Taking a bit longer because I realised that I needed to reinstall everything on a new server :-(

I'd installed XTF on a server running Amazon Linux, but it turns out Amazon Linux isn't compatible with OpenOffice, which I need in order to automate the conversion of the Word documents into OpenDocument format; the first step in the conversion process to TEI. It turns out Amazon Linux is deliberately lacking in some of the subsystems which OpenOffice depends on, because Amazon Linux is an operating system optimized exclusively for internet servers, whereas OO is primarily a desktop application.

So I've created a new VM, based on Ubuntu Linux, and installed the software there. I have set up Dropbox and got it to download the documents, and I've set up the conversion pipeline. I have to finish configuring XTF, and configure the web server, and we'll be back in business.

Once the new server is running, I'll reassign the domain name vmcp.conaltuohy.com to the new server and shut the old one down.

Conal-Tuohy commented 7 years ago

The documents are converting now, while I go out to the movies!

LucasHorseshoeBend commented 7 years ago

Thanks. Hope the movie was up to expectations!

Conal-Tuohy commented 7 years ago

Movie was OK (Rogue One). Documents still converting! It's got up to 1887.

Conal-Tuohy commented 7 years ago

I have finished setting up the new server and switched the domain name vmcp.conaltuohy.com over to point to the new server. I've shut the old server down (though I haven't killed it off altogether yet).

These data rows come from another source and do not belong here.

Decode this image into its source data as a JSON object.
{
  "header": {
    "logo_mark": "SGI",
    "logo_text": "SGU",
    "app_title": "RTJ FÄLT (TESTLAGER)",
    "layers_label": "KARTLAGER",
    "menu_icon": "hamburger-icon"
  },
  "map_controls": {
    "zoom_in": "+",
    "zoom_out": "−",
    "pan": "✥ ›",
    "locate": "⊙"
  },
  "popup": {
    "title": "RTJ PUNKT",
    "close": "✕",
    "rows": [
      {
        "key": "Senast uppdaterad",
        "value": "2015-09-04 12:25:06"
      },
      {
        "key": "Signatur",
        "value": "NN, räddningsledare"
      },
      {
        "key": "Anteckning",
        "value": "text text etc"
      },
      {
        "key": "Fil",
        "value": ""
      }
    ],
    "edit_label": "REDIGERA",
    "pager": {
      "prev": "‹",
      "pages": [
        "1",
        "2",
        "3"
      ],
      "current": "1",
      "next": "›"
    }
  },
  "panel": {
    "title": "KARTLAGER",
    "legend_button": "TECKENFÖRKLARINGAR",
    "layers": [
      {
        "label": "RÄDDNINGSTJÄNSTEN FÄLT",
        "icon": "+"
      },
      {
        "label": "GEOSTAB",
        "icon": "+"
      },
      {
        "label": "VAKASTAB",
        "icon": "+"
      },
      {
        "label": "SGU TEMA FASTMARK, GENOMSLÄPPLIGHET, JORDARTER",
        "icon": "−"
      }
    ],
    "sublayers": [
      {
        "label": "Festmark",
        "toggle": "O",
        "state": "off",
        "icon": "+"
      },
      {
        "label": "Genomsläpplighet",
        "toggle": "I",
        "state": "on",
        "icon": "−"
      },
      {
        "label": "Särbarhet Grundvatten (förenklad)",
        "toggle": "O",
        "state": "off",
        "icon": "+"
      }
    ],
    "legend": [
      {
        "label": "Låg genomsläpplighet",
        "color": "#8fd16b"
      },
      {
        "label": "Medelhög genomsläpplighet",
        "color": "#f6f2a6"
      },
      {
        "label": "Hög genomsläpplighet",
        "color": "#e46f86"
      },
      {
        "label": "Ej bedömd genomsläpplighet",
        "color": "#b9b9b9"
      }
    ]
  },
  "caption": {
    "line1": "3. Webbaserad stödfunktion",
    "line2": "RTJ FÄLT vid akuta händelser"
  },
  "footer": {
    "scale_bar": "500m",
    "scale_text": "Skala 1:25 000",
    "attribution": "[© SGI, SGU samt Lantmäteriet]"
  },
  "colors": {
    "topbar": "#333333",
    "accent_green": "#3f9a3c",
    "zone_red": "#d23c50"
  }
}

Let me know if anything seems to have gone bung, but all going well, we should see the site automatically update itself daily (and I can do it more frequently if that's a help). I'm closing this ticket now, but feel free to reopen it if the automation isn't working, or create a new ticket if some previously-existing feature has gone missing in the process of migrating to the new server.